Sow Slaughter Up, Pork Output to Drop in 201303 September 2012
US - In response to increasing corn and soybean prices and declining producer profitability this year, the hog industry is slowly contracting as evidenced the recent upswing in weekly sow slaughter. The larger number of cull sows over the last month pushed year-to-date slaughter levels to about one per cent less than a year ago, when it was down over two per cent in the first half 2012, writes the Livestock Marketing Information Centre.
As of week-ending August 11th, year-to-date Federally Inspected (FI) sow slaughter as reported by USDA-NASS totaled 1.79 million head. Since early July, weekly slaughter levels have averaged over six per cent (or about 18,000 sows) above a year ago. By the end of July, sow slaughter was above 60,000 head per week and have remained so since. For week-ending August 4th, weekly slaughter was 13 per cent higher than the corresponding week in 2011 and the largest of any week since mid-December of last year.

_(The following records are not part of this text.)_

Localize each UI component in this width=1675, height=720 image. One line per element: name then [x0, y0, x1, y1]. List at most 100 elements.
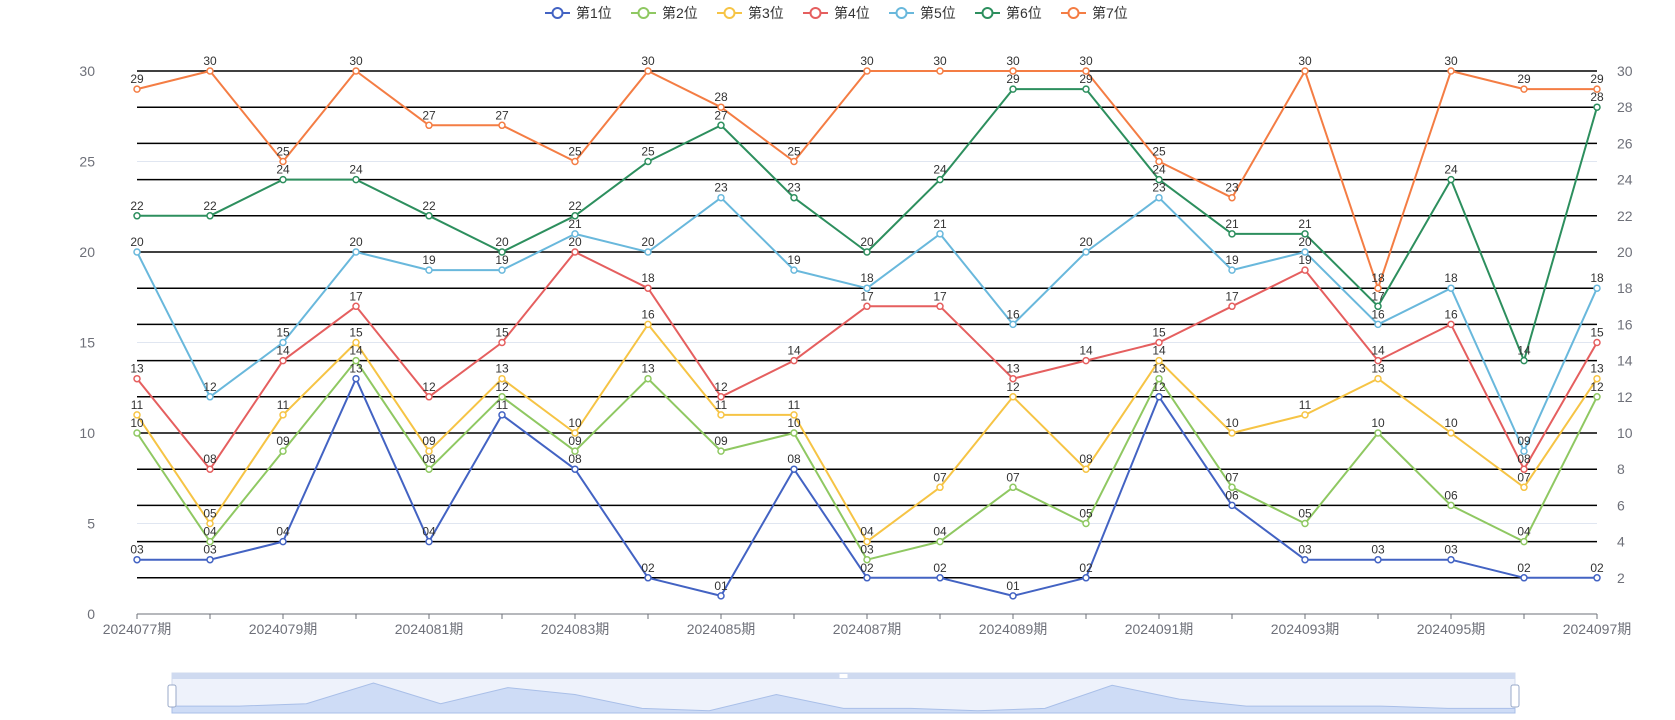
data-point[interactable] — [571, 447, 579, 455]
data-point[interactable] — [1082, 356, 1090, 365]
data-point[interactable] — [425, 447, 433, 455]
data-point[interactable] — [1447, 429, 1455, 437]
data-point[interactable] — [1009, 592, 1017, 600]
data-point[interactable] — [1374, 374, 1382, 383]
data-point[interactable] — [498, 266, 506, 274]
data-point[interactable] — [717, 103, 725, 111]
data-point[interactable] — [644, 67, 652, 75]
data-point[interactable] — [498, 393, 506, 401]
data-point[interactable] — [1228, 429, 1236, 437]
data-point[interactable] — [790, 157, 798, 166]
data-point[interactable] — [1374, 302, 1382, 311]
data-point[interactable] — [571, 230, 579, 238]
legend-item[interactable]: 第4位 — [803, 5, 870, 21]
data-point[interactable] — [133, 429, 141, 437]
data-point[interactable] — [425, 537, 433, 546]
data-point[interactable] — [352, 374, 360, 383]
data-point[interactable] — [1301, 411, 1309, 419]
data-point[interactable] — [571, 429, 579, 437]
data-point[interactable] — [644, 320, 652, 329]
data-point[interactable] — [1155, 175, 1163, 184]
data-point[interactable] — [1228, 193, 1236, 202]
data-point[interactable] — [1082, 248, 1090, 256]
data-point[interactable] — [1520, 447, 1528, 455]
data-point[interactable] — [790, 266, 798, 274]
data-point[interactable] — [498, 338, 506, 347]
data-point[interactable] — [936, 302, 944, 311]
data-point[interactable] — [279, 537, 287, 546]
data-point[interactable] — [1009, 393, 1017, 401]
data-point[interactable] — [352, 67, 360, 75]
data-point[interactable] — [1009, 85, 1017, 93]
data-point[interactable] — [1301, 266, 1309, 274]
data-point[interactable] — [206, 519, 214, 528]
data-point[interactable] — [1009, 483, 1017, 492]
data-point[interactable] — [1155, 393, 1163, 401]
data-point[interactable] — [206, 212, 214, 220]
data-point[interactable] — [1082, 67, 1090, 75]
legend-item[interactable]: 第6位 — [975, 5, 1042, 21]
legend-item[interactable]: 第2位 — [631, 5, 698, 21]
data-point[interactable] — [1082, 465, 1090, 473]
data-point[interactable] — [863, 248, 871, 256]
data-point[interactable] — [1082, 574, 1090, 582]
data-point[interactable] — [1374, 429, 1382, 437]
data-point[interactable] — [1520, 85, 1528, 93]
data-point[interactable] — [206, 555, 214, 564]
data-point[interactable] — [1374, 320, 1382, 329]
data-point[interactable] — [644, 374, 652, 383]
data-point[interactable] — [936, 483, 944, 492]
data-point[interactable] — [571, 212, 579, 220]
data-point[interactable] — [790, 193, 798, 202]
data-point[interactable] — [1520, 356, 1528, 365]
data-point[interactable] — [1593, 338, 1601, 347]
data-point[interactable] — [425, 465, 433, 473]
data-point[interactable] — [352, 338, 360, 347]
data-point[interactable] — [717, 447, 725, 455]
data-point[interactable] — [863, 67, 871, 75]
data-point[interactable] — [1228, 266, 1236, 274]
data-point[interactable] — [1155, 338, 1163, 347]
data-point[interactable] — [1155, 374, 1163, 383]
data-point[interactable] — [133, 85, 141, 93]
data-point[interactable] — [498, 248, 506, 256]
data-point[interactable] — [425, 266, 433, 274]
data-point[interactable] — [425, 212, 433, 220]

As a result of recent sow slaughter levels, the September 1 USDA’s Quarterly Hogs and Pigs report (to be released September 28th) is expected to show a smaller breeding herd relative to the prior quarter. That trend is forecast to persist well into 2013.
Note the US sow slaughter numbers include imports from Canada, the hog industry is suffering there as well. Breeding herd liquidation in Canada has picked-up in recent weeks as indicated by industry reports and by year-over-year increases in the number of sows sent to the US for slaughter. The recent trends suggest fewer Canadian feeder pigs may be sold to US growing operations.
Increased sow slaughter this year will be reflected in a smaller supply of slaughter hogs in the second half of 2013. Sow performance (i.e. pigs per litter) should remain high as producers mostly cull lower performing animals. Still, US quarterly hog slaughter is forecast to post significant year-on-year declines in the third quarter of 2013.
Slaughter hog weights likely also will be reduced by record high feedstuff costs in much of 2013. So, US pork production in the third quarter of 2013 will be the smallest for that quarter in five years. US pork output could post year-on-year declines into early 2014.